All eyes are on wearable AR
The next generation of wearable technology is here…and you wear it on your eyeball. Yup, AR contact lenses have arrived.
For years, technological advancements have pushed toward blurring the divide between the physical and digital worlds. The current offering of AR (augmented reality) or ‘smart’ glasses, is minimal and expensive. Tech giants Meta and Apple are reportedly working on their versions of the wearable tech, but we may be a few years away from commercial release.
However, a new innovation by Mojo Vision – smart contact lenses – paves the way for a new level of connectivity that makes sci-fi technology a reality, today.
The Mojo Lens is a contact lens with a 14,000 pixel-per-inch MicroLED display (for comparison, the iPhone 13's display is 460 pixels per inch). Measuring less than 0.5mm in diameter with a pixel-pitch of 1.8 microns, it’s the world’s smallest and densest display ever created for dynamic content. The fact that you can take the computing power of an AR headset and put it into a wearable contact lens is mindblowing.
It also has a custom-configured accelerometer, gyroscope, and magnetometer that continuously track eye movements so that the AR imagery is held still as the user's eyes move.
Drew Perkins, Mojo’s CEO, was the first person to wear the completed prototype. It was the first-ever on-eye demonstration of a feature-complete augmented reality smart contact lens. Reflecting on the future uses of this technology, Perkins said in a blog post:
“We hope to see Mojo Lens change the lives of individuals with vision impairment by improving their ability to perform daily tasks that many of us take for granted. I envision amateur and professional athletes wearing Mojo Lens so they can train smarter, stay focused, and reach peak performance. Ultimately, this is a tool that can give people an invisible assistant throughout their day to stay focused without losing access to the information they need to feel confident in any situation.”
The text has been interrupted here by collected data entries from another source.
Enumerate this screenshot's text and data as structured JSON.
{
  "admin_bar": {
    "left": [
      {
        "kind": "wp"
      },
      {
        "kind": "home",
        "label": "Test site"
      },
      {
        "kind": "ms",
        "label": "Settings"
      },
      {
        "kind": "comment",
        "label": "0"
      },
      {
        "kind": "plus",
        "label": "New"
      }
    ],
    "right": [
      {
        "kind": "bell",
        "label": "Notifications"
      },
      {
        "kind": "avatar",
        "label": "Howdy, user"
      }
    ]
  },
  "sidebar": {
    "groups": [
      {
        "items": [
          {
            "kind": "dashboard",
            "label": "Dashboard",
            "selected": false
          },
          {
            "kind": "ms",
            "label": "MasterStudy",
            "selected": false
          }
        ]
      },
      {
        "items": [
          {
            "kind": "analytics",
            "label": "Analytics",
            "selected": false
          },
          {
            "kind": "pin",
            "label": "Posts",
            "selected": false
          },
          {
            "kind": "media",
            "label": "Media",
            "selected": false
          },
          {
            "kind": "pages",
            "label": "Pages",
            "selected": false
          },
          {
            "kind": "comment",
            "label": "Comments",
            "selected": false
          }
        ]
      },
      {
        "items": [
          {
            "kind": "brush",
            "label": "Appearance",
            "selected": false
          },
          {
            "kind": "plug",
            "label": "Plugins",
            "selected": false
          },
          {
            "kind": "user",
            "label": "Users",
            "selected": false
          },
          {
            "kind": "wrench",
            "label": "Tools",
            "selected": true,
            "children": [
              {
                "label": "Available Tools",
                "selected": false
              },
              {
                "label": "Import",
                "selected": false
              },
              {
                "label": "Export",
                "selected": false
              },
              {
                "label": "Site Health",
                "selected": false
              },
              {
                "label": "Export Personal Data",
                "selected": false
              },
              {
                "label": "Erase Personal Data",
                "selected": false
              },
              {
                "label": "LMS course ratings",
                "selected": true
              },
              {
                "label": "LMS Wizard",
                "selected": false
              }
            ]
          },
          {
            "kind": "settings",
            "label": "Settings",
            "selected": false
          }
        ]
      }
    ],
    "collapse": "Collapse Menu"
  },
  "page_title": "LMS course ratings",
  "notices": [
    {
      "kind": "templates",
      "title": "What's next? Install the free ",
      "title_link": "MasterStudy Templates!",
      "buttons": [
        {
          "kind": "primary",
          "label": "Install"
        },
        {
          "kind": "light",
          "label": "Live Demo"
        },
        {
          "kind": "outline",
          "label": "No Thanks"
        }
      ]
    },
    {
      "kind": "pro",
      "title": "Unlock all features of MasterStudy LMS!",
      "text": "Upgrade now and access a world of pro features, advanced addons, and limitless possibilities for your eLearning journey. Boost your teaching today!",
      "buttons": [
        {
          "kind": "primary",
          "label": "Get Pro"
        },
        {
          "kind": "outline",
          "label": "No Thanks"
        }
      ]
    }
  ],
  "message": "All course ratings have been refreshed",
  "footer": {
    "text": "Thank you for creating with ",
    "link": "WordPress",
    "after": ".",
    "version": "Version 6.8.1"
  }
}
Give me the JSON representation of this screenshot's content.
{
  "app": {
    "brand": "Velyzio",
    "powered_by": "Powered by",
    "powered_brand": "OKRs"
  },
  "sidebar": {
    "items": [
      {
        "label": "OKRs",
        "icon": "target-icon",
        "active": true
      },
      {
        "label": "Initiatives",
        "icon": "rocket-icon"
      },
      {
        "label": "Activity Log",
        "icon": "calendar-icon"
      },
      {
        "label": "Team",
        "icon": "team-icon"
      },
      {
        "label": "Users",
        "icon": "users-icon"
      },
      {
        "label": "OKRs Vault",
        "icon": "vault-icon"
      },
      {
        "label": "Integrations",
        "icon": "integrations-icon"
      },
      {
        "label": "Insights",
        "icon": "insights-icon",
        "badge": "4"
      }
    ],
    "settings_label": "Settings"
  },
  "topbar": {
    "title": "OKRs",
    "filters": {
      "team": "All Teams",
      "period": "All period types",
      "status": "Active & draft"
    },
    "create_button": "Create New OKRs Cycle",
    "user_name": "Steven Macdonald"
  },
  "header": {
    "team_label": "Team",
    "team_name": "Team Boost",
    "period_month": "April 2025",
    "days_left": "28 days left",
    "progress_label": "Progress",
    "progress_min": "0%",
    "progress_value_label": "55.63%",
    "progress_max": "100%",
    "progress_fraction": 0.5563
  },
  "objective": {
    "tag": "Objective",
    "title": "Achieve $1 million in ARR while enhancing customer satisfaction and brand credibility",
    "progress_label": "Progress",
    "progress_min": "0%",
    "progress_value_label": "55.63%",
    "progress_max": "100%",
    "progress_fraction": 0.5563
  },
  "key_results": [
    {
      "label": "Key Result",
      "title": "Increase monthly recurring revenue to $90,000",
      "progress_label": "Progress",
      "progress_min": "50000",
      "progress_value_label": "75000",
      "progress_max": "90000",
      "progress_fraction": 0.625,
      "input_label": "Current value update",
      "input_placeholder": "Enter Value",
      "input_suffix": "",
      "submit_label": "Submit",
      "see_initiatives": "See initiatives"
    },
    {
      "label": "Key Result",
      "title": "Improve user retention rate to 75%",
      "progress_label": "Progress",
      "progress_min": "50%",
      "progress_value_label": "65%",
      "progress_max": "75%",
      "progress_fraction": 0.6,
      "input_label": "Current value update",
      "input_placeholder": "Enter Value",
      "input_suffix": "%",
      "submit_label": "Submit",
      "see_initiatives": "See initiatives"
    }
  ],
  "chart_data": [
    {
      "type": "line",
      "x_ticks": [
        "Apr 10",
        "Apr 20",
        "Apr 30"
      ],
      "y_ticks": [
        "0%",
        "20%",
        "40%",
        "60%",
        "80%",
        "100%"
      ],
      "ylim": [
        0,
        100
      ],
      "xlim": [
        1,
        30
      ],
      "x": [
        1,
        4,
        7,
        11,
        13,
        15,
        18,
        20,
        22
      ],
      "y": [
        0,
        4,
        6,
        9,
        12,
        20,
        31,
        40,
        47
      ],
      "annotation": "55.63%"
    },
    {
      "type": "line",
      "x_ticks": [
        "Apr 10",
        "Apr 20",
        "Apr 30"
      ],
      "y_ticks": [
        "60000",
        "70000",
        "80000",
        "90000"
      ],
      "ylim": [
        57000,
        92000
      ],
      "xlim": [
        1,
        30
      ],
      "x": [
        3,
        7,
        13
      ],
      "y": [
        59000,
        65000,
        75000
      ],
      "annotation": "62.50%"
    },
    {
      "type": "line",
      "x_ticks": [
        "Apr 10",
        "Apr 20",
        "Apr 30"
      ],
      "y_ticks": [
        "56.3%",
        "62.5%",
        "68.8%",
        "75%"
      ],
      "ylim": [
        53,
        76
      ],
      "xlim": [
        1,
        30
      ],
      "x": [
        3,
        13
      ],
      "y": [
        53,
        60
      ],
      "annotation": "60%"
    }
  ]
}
Mojo is committed to creating a next-generation computing experience, whereby information is presented to the user only when required, and in a way that means they do not need to break their immersion in the experience itself. This means not reaching down to pull out a phone, looking at a screen, and losing focus on the people and world around them, but unifying the technology and user experience.
As immersive technology continues to advance, we are seeing the interfaces we use to link the physical and digital worlds virtually disappear. Currently, we associate these experiences with cumbersome headsets or interactive touchscreens. This contact lens has shown us what is possible and we’ll soon see our environments, or even clothes, acting as the gateway to a new reality. It’s also possible that our very brainwaves could provide the commands needed to let AI-driven immersive systems know what we want.
BCIs, also known as neural interfaces, connect the brain or nervous system to equipment such as digital devices or IT systems. Interfaces placed inside the brain, or body, are known as internal, invasive, or implanted technologies – as opposed to external, non-invasive, or wearable devices.
Even BCIs are not just a vision of the future – they are the here and now. The basic building blocks of neural interfaces have been around for years (we already have brain-controlled artificial limbs) and with the amount of investment that neural technology is receiving, innovation is accelerating.
This merging of the digital with the physical transforms the nature of our experiences and the way we perceive and interact with the world. I’m excited for what’s next.